Valorizzazione di biomasse residuali del settore agricolo
Author(s)
Alfano, Vincenzo
Date Issued
June 24, 2020
Type
Doctoral Thesis
Abstract
La ricerca di dottorato si inserisce in un contesto di transizione da modelli di economia lineare verso modelli di economia circolare, che prevedono il riutilizzo di sottoprodotti e scarti di produzione e dal contestuale sviluppo di diversi settori della bioeconomia che, in sostituzione di materie prime fossili, non rinnovabili, utilizzano risorse biologiche, nella produzione di svariati prodotti biobased, tra cui biomateriali, biochemicals, bioenergia ed alimenti.
La tesi ha avuto come oggetto l’analisi delle risorse di biomassa residuale del settore agricolo che risultano oggi scarsamente utilizzate, ma con un grosso potenziale sia in termini di disponibilità che di caratteristiche qualitative per molteplici destinazioni, e la valutazione sperimentale di tecniche di raccolta meccanizzata e di gestione logistica dei residui più promettenti, tra cui le potature, gli espianti di fine ciclo di vigneti e frutteti e i residui di trebbiatura.

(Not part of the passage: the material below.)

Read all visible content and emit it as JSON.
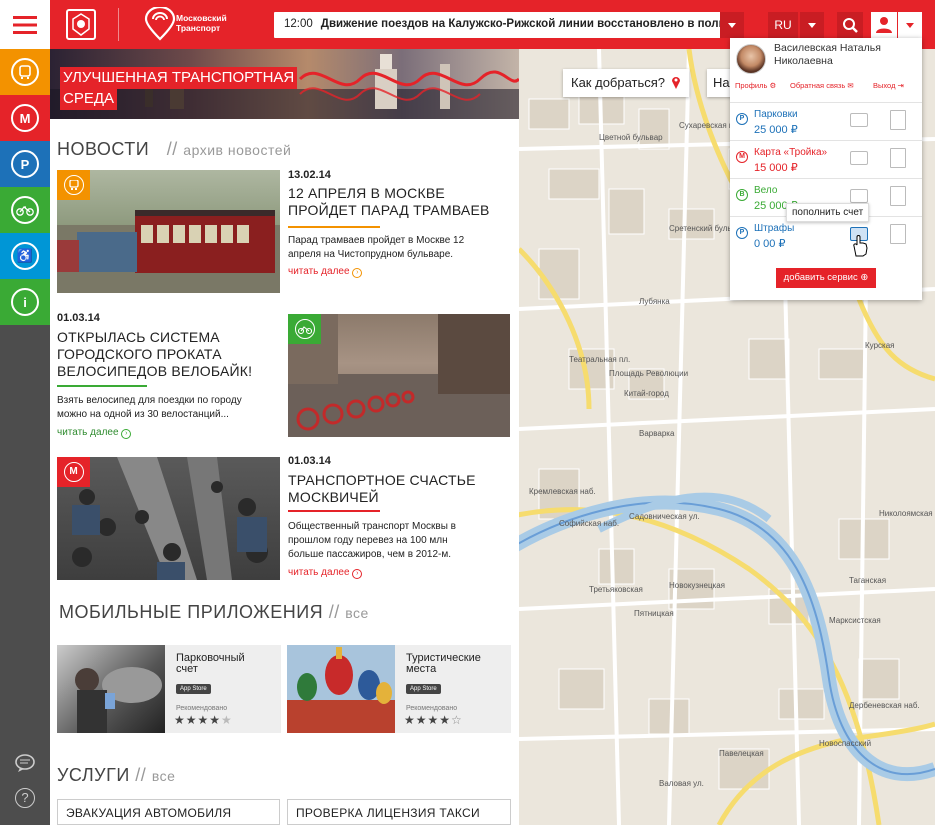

La raccolta e la gestione logistica dei residui agricoli costituisce infatti una fase molto onerosa di una possibile filiera di valorizzazione, sia essa a scopo energetico o di bioraffineria, essendo questa tipologia di biomassa residuale caratterizzate da una bassa densità volumica e dispersione sul territorio. L’obbiettivo della tesi è stato quello di valutare le soluzioni meccaniche più innovative in grado di superare gli ostacoli legati alla fase di raccolta e logistica, che hanno, di fatto, frenato finora lo sviluppo di filiere basate sull’utilizzo dei residui agricoli.
La tesi è strutturata in una parte introduttiva, in cui si descrivono sintatticamente le attività realizzate nel corso del dottorato, con un rimando alle singole pubblicazioni originate da tali attività e presentate su riviste internazionali e in atti di convegno, allegate in appendice.
Nel primo capitolo si descrive il piano di attività e le finalità del progetto di dottorato. Il secondo capitolo è dedicato all’analisi del potenziale di biomasse residuali in Italia e alla presentazione di una nuova metodologia di stima sviluppata, in particolare, per le potature. Nei due capitoli successivi si descrivono, rispettivamente, le soluzioni meccaniche e logistiche finalizzate al recupero e trasporto, in un caso, delle potature ed espianti di fine ciclo e, nell’altro, dei residui di trebbiatura.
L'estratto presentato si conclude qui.